The employee, Carlos DeOliveira, on Tuesday invoked his right to a speedy trial.

In a filing late Tuesday in the U.S. Government’s classified documents case against the former president, DeOliveira’s local attorney, Larry Donald Murrell of West Palm Beach, writes that the order by U.S. District Judge Aileen Cannon that sets May 24, 2024, as the trial date, came before DeOliveira was named as a co-defendant in a superseding indictment that charged him for the first time.

The judge’s order came on July 21. The indictment adding DeOliveira to the case was handed up on July 27. He made his initial appearance on July 31 and was arraigned on Aug. 10.

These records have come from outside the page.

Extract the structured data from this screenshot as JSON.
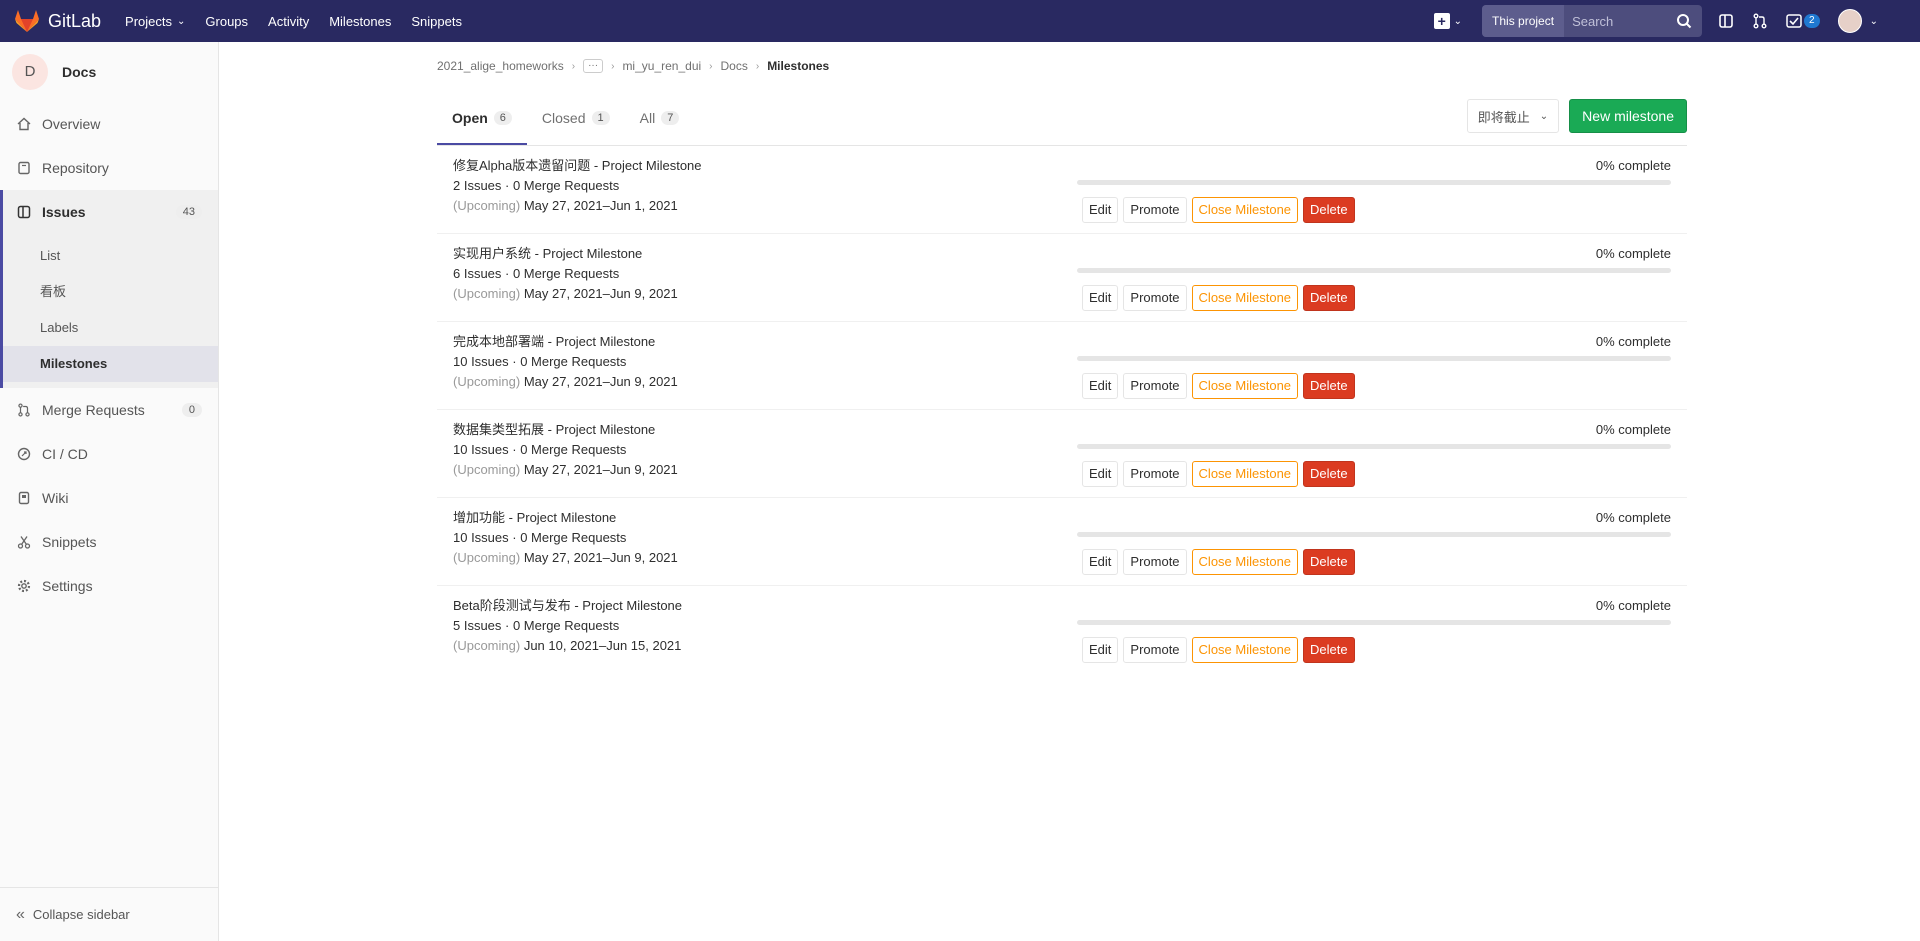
{
  "navbar": {
    "brand": "GitLab",
    "links": [
      {
        "label": "Projects",
        "dropdown": true
      },
      {
        "label": "Groups"
      },
      {
        "label": "Activity"
      },
      {
        "label": "Milestones"
      },
      {
        "label": "Snippets"
      }
    ],
    "search_scope": "This project",
    "search_placeholder": "Search",
    "todo_count": "2"
  },
  "sidebar": {
    "project_initial": "D",
    "project_name": "Docs",
    "items": [
      {
        "label": "Overview",
        "icon": "home-icon"
      },
      {
        "label": "Repository",
        "icon": "book-icon"
      },
      {
        "label": "Issues",
        "icon": "issues-icon",
        "count": "43"
      },
      {
        "label": "Merge Requests",
        "icon": "merge-request-icon",
        "count": "0"
      },
      {
        "label": "CI / CD",
        "icon": "rocket-icon"
      },
      {
        "label": "Wiki",
        "icon": "wiki-icon"
      },
      {
        "label": "Snippets",
        "icon": "snippet-icon"
      },
      {
        "label": "Settings",
        "icon": "gear-icon"
      }
    ],
    "issues_sub": [
      "List",
      "看板",
      "Labels",
      "Milestones"
    ],
    "collapse_label": "Collapse sidebar"
  },
  "breadcrumb": {
    "group": "2021_alige_homeworks",
    "ellipsis": "···",
    "subgroup": "mi_yu_ren_dui",
    "project": "Docs",
    "current": "Milestones"
  },
  "tabs": [
    {
      "label": "Open",
      "count": "6"
    },
    {
      "label": "Closed",
      "count": "1"
    },
    {
      "label": "All",
      "count": "7"
    }
  ],
  "sort_label": "即将截止",
  "new_milestone_label": "New milestone",
  "milestone_suffix": " - Project Milestone",
  "upcoming_label": "(Upcoming)",
  "buttons": {
    "edit": "Edit",
    "promote": "Promote",
    "close": "Close Milestone",
    "delete": "Delete"
  },
  "milestones": [
    {
      "title": "修复Alpha版本遗留问题",
      "meta": "2 Issues · 0 Merge Requests",
      "dates": "May 27, 2021–Jun 1, 2021",
      "complete": "0% complete",
      "progress": 0
    },
    {
      "title": "实现用户系统",
      "meta": "6 Issues · 0 Merge Requests",
      "dates": "May 27, 2021–Jun 9, 2021",
      "complete": "0% complete",
      "progress": 0
    },
    {
      "title": "完成本地部署端",
      "meta": "10 Issues · 0 Merge Requests",
      "dates": "May 27, 2021–Jun 9, 2021",
      "complete": "0% complete",
      "progress": 0
    },
    {
      "title": "数据集类型拓展",
      "meta": "10 Issues · 0 Merge Requests",
      "dates": "May 27, 2021–Jun 9, 2021",
      "complete": "0% complete",
      "progress": 0
    },
    {
      "title": "增加功能",
      "meta": "10 Issues · 0 Merge Requests",
      "dates": "May 27, 2021–Jun 9, 2021",
      "complete": "0% complete",
      "progress": 0
    },
    {
      "title": "Beta阶段测试与发布",
      "meta": "5 Issues · 0 Merge Requests",
      "dates": "Jun 10, 2021–Jun 15, 2021",
      "complete": "0% complete",
      "progress": 0
    }
  ]
}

“Mr. DeOliveira has not filed any motions in this case,” Murrell’s filing says. “He does not concede that the interests of justice require a delay in his trial, and he asserts his right to a speedy trial within 70 days of his first appearance on July 31, 2023.

“By undersigned counsel’s calculations,” Murrell added, “that would be October 9, 2023.”

Murrell’s brief speedy trial report, which was requested by the government, ends there with no further comments.

But the suggestion that a trial should start in early October is at wide variance with the wishes of the former president and his defense lawyers, who earlier this summer argued before Cannon for a variety of reasons that the case should not go to trial until after the November 2024 presidential election. Among other things, attorneys Todd Blanche and Christopher Sise cited other pending litigation faced by Trump, voluminous amounts of evidence to be reviewed before jury selection, and the likelihood that he would be a candidate in the race for the White House.

The court docket shows no entry of a severance motion that could lead to DeOliveira being tried separately from Trump and personal aide Waltine Nauta.

Both DeOliveira and Nauta are charged in the case with allegedly trying to block investigators from recovering government papers held by Trump.

Government: Witness changed story

In the meantime, the government, in a filing also posted late Tuesday, disclosed that a Trump technology employee in Palm Beach who monitored surveillance cameras at Mar-a-Lago changed his testimony before a Washington, D.C. grand jury and implicated Trump, Nauta and DeOliveira in the obstruction of justice portion of the case.

The person, dubbed “Trump Employee 4” in court filings, changed his story after obtaining a public defender to represent him after previously using a lawyer paid for by a Trump political action committee, according to prosecutors. The employee, who is not charged in the case or named in the filing, originally told grand jurors he knew nothing about efforts to erase videos of Trump aides moving documents out of the reach of federal investigators.

But after “Trump Employee 4” obtained the new attorney, the government said, he “immediately … retracted his prior false testimony” and told of an alleged effort to tamper with the video evidence.

The government made the disclosure in a filing requested by Judge Cannon, who has questioned why prosecutors collected evidence from the Washington grand jury after the original 37-count indictment had been obtained against Trump and Nauta from a grand jury in Miami.

Prosecutors have previously raised concerns about a conflict of interest involving Washington attorney Stanley Woodward Jr., who at one point represented both Nauta and Trump Employee 4.

“The Government anticipates calling Trump Employee 4 as a trial witness and expects that he will testify to conduct alleged in the superseding indictment regarding efforts to delete security footage,” the government lawyers said. “Trump Employee 4 will very likely face cross-examination about his prior inconsistent statements in his grand jury testimony, which occurred while Mr. Woodward represented him, and which he disavowed immediately after obtaining new counsel.”